April 19, 2013 "Information
Clearing House" -"WAIA"
- In
testimony before the Senate Intelligence Committee on Tuesday
March 12, 2013, Director of National Intelligence James Clapper
reaffirmed what the
U.S. intelligence community has been
saying for
years: Iran has no nuclear weapons program, is not
building a nuclear weapon and has not even made a decision to do
so.
The annual
“Worldwide
Threat Assessment,” which compiles the collective
conclusions of all American intelligence agencies, has long held
that Iran maintains defensive capabilities and has a military
doctrine of deterrence and retaliation, but is not an aggressive
state actor and has
no intention of beginning a conflict, let alone
triggering a nuclear apocalypse.
While the
U.S. intelligence community assumes that Iran already has the
technical capability to produce nuclear weapons, “should a
decision be made to do so,” Clapper’s report states (as it has
for years now), “We do not know if Iran will eventually decide
to build nuclear weapons.”
Were this
decision ever to be made, Iran wouldn’t even be able to secretly
start building a nuclear bomb. “[W]e assess Iran could not
divert safeguarded material and produce a weapon-worth of WGU
[weapons-grade uranium] before this activity is discovered,”
Clapper told Congress.
Even
Clapper, who is no stranger to
alarmism, acknowledges that “Iran prefers to avoid
direct confrontation with the United States” and would only act
defensively “in response to perceived offenses.” Iran’s
“decision making is guided by a cost-benefit approach” based on
considerations of “security, prestige and influence, as well as
the international political and security environment,” Clapper
said, thereby dismissing allegations that the Islamic Republic
is an
irrational
martyr state. Speaking at a national security
conference in Herzliya on Thursday, Israel’s own military
intelligence chief concurred with
Clapper’s assessment. While sure to continue advancing its
nuclear program in the coming year, he said, Iran had not
actually decided to build a bomb.
Such
findings are wholly
consistent with
past assessments.
In April
2010, Defense Intelligence Agency director Ronald
Burgess told the Senate Committee on Armed Services, “Iran’s
military strategy is designed to defend against external
threats, particularly from the United States and Israel” and “to
slow an invasion and force a diplomatic solution to
hostilities.” The following year, he explained that “Iran is
unlikely to initiate or intentionally provoke a conflict or
launch a preemptive attack,” and
reiterated this conclusion in early 2012.
With these
findings in mind –
assessed and
reaffirmed as they are
year after
year – it is alarming indeed that
journalists,
pundits, establishment think tank
analysts, and a
wide array of
government
officials continue to parrot the claim that Iran is
“the world’s most dangerous state” and “one of the gravest
threats to international security.”
Such
hysteria and fear-mongering, as always, is simply not borne out
by the facts.
UPDATE:
April 18, 2013 - Director of National Intelligence James Clapper and director of the Defense Intelligence Agency Army Lt. Gen. Michael Flynn testified before the Senate Armed Services Committee today and reiterated the same assessment regarding Iran as was delivered in March 2013.
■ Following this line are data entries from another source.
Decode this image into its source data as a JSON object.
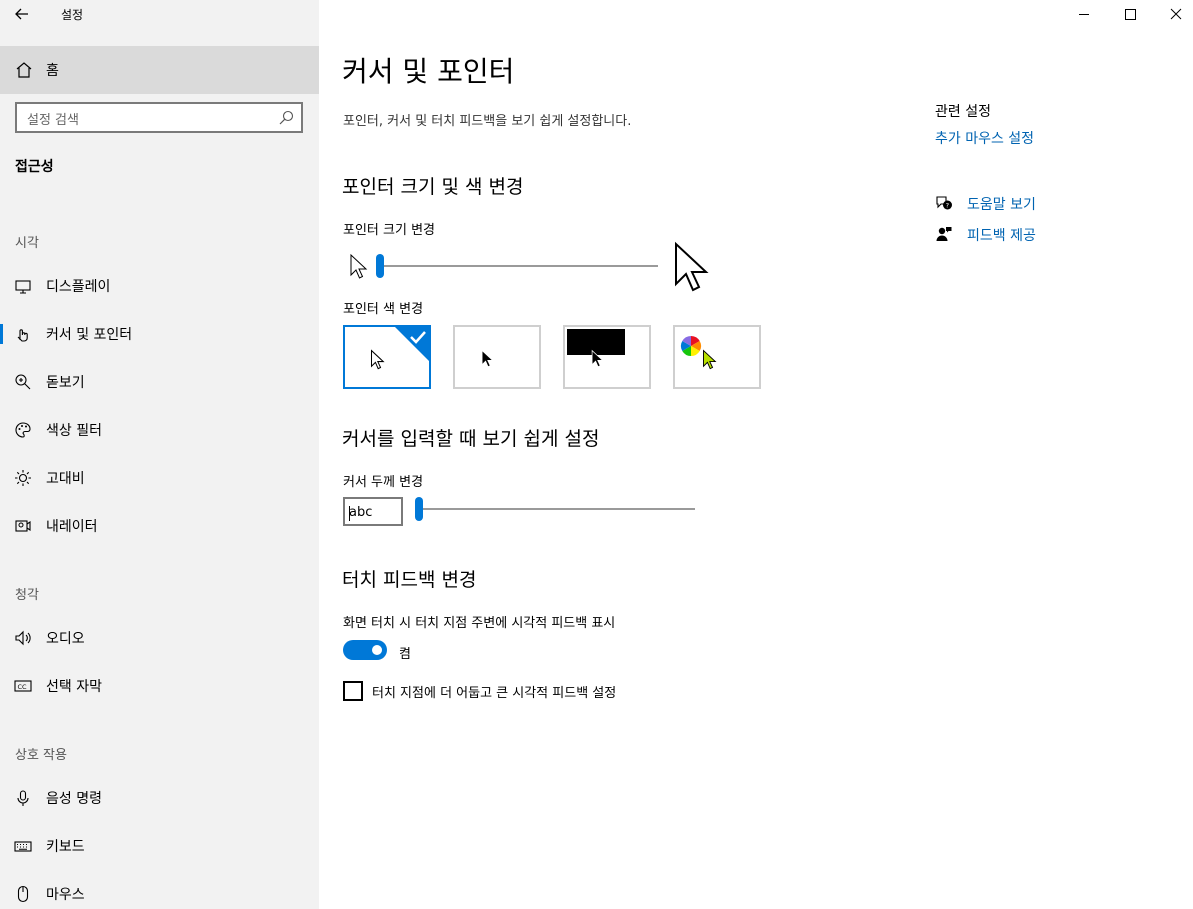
{
  "titlebar": {
    "title": "설정"
  },
  "sidebar": {
    "home_label": "홈",
    "search_placeholder": "설정 검색",
    "section_title": "접근성",
    "groups": [
      {
        "label": "시각"
      },
      {
        "label": "청각"
      },
      {
        "label": "상호 작용"
      }
    ],
    "items": [
      {
        "label": "디스플레이",
        "icon": "monitor-icon"
      },
      {
        "label": "커서 및 포인터",
        "icon": "pointer-hand-icon",
        "active": true
      },
      {
        "label": "돋보기",
        "icon": "magnifier-icon"
      },
      {
        "label": "색상 필터",
        "icon": "palette-icon"
      },
      {
        "label": "고대비",
        "icon": "sun-icon"
      },
      {
        "label": "내레이터",
        "icon": "narrator-icon"
      },
      {
        "label": "오디오",
        "icon": "speaker-icon"
      },
      {
        "label": "선택 자막",
        "icon": "cc-icon"
      },
      {
        "label": "음성 명령",
        "icon": "microphone-icon"
      },
      {
        "label": "키보드",
        "icon": "keyboard-icon"
      },
      {
        "label": "마우스",
        "icon": "mouse-icon"
      }
    ]
  },
  "main": {
    "title": "커서 및 포인터",
    "description": "포인터, 커서 및 터치 피드백을 보기 쉽게 설정합니다.",
    "pointer_section": {
      "heading": "포인터 크기 및 색 변경",
      "size_label": "포인터 크기 변경",
      "size_value": 1,
      "color_label": "포인터 색 변경",
      "color_options": [
        "white",
        "black",
        "inverted",
        "custom"
      ],
      "selected_color": "white"
    },
    "cursor_section": {
      "heading": "커서를 입력할 때 보기 쉽게 설정",
      "thickness_label": "커서 두께 변경",
      "preview_text": "abc",
      "thickness_value": 1
    },
    "touch_section": {
      "heading": "터치 피드백 변경",
      "toggle_label": "화면 터치 시 터치 지점 주변에 시각적 피드백 표시",
      "toggle_state": "켬",
      "toggle_on": true,
      "checkbox_label": "터치 지점에 더 어둡고 큰 시각적 피드백 설정",
      "checkbox_checked": false
    }
  },
  "related": {
    "heading": "관련 설정",
    "link": "추가 마우스 설정",
    "help": "도움말 보기",
    "feedback": "피드백 제공"
  },
  "colors": {
    "accent": "#0078d7",
    "link": "#0063b1",
    "sidebar_bg": "#f2f2f2",
    "home_bg": "#dadada",
    "custom_pointer": "#b8e000"
  }
}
The exact same statements - verbatim - were included in Clapper's unclassified report, including the assessment that "Iran is developing nuclear capabilities to enhance its security, prestige, and regional influence and give it the ability to develop nuclear weapons, should a decision be made to do so. We do not know if Iran will eventually decide to build nuclear weapons."
Of course, as Clapper notes, Iran's ability to potentially manufacture the components is inherent to its advanced nuclear infrastructure and is not an indication of an active nuclear weapons program, which all U.S. intelligence agencies agree Iran does not have.
As such, Clapper told the Senate Committee, "Iran has the scientific, technical, and industrial capacity to eventually produce nuclear weapons. This makes the central issue its political will to do so."
In his testimony, Clapper stated that, were the decision to weaponize its nuclear energy program to be made by Ayatollah Khamenei, Iran could theoretically reach a "breakout" point within "months, not years." His report repeats the assessment, though, that "[d]espite this progress, we assess Iran could not divert safeguarded material and produce a weapon-worth of WGU before this activity is discovered."
Again, undermining the bogus claims that Iran is an irrational and reckless actor, Clapper maintained the judgment that "Iran's nuclear decisionmaking is guided by a cost-benefit approach," balancing its own domestic interests with "the international political and security environment." Iran also has a defensive - not aggressive - military posture, one based on "its strategy to deter - and if necessary retaliate against - forces in the region, including US forces" were an attack on Iran to occur.